Perhaps it was the challenge of it, or the fact that I needed her.

Maybe she took great joy in corrupting her reviled sister’s Gods-blessed daughter.

But I wondered, too, if perhaps simply conversing with someone so pathetically alive as I was made her feel something that magic never could.

“I’ll give you one guess.”

“It’s Nivala you seek.” She watched me for a drawn-out moment in silence.

“What fun you are. It has been so long since I’ve played a game.

And longer still since I’ve taught.” The nekgya reached over the edge of the boat and scooped up some water in her good hand.

She poured it into the cup of blood I held. “Swirl it.”

I did, being careful not to spill one drop. When I was done, I glanced up at the ship’s windows to see Theodore’s council half leaning out on the sills, squinting against the sun to watch.

“The spell is a simple one,” Eusia said. “It can be done on land or at sea. Here is what you need: First and most importantly, intention. You need a loose object, the blood and name of whom you wish to find, flesh payment, and the words.”

“You seem rather eager to help me locate the empress.”

“Curious, isn’t it?” she said, smiling.

I tried to not let her see the way her willingness unsettled me, but I expected she knew that too. I cut a little piece of flesh from my stomach, below my wound, and tugged my shirt back down. “Tell me the words.”

The nekgya’s red-scaled feet stretched out languidly between us, as if she was enjoying herself. “Hold them in your head. I will only say them once… Through the soil, the night, the day, and the sea. Salt reach and wind shriek, draw their blood back to me.”

I played the words again in my head.

“You will take a drop of that bloody seawater and hold it on your tongue,” Eusia said.

“With more of the mixture, you will write the name of the person you seek on your loose object—this boat. Then, with the salt and blood still on your tongue, you will speak their name. You will swallow your payment. You will say the words.” The nekgya made her way to the bow of the boat in an unnatural, dragging crawl.

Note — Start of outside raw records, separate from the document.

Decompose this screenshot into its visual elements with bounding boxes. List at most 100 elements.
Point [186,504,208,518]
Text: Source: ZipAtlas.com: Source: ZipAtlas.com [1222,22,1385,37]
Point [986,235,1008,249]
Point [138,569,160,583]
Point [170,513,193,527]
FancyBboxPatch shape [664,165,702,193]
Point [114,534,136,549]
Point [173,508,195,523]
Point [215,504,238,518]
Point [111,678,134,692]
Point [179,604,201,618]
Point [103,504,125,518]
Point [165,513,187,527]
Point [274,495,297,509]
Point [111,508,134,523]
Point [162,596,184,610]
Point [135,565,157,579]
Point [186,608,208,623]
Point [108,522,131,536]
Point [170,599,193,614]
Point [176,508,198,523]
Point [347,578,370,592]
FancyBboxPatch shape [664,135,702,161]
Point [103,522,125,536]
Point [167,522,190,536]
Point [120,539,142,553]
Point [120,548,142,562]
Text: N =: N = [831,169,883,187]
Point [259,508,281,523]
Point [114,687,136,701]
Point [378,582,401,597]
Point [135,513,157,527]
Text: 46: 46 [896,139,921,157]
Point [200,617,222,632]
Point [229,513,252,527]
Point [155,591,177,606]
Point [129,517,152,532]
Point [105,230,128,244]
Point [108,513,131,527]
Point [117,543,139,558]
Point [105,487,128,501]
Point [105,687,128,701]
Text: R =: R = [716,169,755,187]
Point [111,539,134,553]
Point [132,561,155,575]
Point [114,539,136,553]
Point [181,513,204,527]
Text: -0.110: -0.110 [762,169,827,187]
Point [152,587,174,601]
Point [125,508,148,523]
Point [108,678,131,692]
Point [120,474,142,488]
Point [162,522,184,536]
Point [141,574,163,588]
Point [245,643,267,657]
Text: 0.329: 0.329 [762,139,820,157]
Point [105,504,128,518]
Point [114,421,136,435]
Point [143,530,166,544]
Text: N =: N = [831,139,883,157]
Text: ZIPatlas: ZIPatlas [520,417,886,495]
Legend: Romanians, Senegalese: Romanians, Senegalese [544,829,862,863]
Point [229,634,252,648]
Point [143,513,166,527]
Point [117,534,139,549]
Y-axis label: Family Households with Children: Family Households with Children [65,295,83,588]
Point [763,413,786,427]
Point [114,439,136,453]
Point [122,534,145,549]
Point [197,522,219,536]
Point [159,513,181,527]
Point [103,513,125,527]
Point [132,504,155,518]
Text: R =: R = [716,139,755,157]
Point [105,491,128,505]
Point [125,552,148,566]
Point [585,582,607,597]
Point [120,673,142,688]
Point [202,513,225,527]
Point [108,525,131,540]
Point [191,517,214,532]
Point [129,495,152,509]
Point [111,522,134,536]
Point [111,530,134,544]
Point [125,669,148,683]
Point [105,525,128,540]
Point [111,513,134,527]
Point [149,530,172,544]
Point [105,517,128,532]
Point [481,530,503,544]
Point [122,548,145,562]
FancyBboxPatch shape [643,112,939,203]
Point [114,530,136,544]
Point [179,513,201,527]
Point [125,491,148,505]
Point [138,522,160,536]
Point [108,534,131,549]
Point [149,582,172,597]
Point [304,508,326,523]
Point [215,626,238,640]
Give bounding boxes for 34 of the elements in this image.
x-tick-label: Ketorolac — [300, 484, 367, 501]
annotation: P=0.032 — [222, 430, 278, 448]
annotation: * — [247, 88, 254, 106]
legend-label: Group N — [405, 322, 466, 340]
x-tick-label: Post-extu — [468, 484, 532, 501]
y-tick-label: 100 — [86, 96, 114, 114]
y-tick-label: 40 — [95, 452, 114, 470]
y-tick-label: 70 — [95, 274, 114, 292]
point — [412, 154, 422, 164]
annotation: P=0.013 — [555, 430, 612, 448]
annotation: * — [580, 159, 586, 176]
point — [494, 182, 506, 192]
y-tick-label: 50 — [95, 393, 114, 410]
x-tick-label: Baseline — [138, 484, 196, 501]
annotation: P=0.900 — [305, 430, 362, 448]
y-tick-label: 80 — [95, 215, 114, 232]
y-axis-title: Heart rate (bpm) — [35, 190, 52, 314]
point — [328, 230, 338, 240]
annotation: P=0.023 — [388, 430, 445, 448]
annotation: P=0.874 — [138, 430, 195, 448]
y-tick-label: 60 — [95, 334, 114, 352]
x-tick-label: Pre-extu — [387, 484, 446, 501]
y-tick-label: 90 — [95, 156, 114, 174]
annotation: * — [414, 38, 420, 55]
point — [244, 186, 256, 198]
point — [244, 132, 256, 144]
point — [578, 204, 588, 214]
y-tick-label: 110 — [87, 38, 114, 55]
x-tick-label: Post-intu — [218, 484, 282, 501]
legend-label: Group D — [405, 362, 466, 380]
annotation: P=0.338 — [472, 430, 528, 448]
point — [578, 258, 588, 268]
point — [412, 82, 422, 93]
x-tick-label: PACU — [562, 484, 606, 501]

She grabbed the thick towline that connected the launch to the ship.

“And then you will wait for the boat to stop.”

“To stop?”

All but a few of her black-tipped talons were intact, and she began slicing them through the rope’s coarse strands. “You must complete the steps quickly. Before the blood mixture thickens. Begin.”

I didn’t tarry. As the nekgya sawed through the rope, I took a drop of Halla’s blood and let it fall, metallic and salty, onto my tongue.

I let it sit there as I dipped my finger once more into the cup and traced an N over the wooden bench before me.

I homed in on my intention. I saw Agatha’s face in my mind, and I thought of the empress.

I pictured her ship, midnight-blue flags snapping at the top of the masts.

The nekgya kept sawing at the fraying rope, and I continued to write until the last letter was clear.

Then I spoke the name. “Nivala.”

Just as the nekgya finished cutting through the rope, I spoke the words of the spell.

The boat gave a sudden lurch and slowed. I stood, legs wide and stomach aching, as the distance between the ship and the launch grew. I sent a current to keep the little boat close.

Before the nekgya jumped back into the sea, she perched on the launch’s bow, scaled legs hanging, ruby-webbed toes grazing the choppy waves. I took in her shimmering scales and flashing eyes, with a discomforting sort of awe.

She tilted her head, unblinking gaze locked with mine. “I will see you soon, dearest.” Then she slipped into the sea and was gone.

I waited for the spell with my hands in tight fists, but all I could feel was a slight thinning of the air, a crackling against my skin.

My breaths began to speed, loud in my ears.

I glanced up toward the ship where the windows were open, and the council’s faces, Halla’s now included, watched me with such engrossed attention that I had to look away.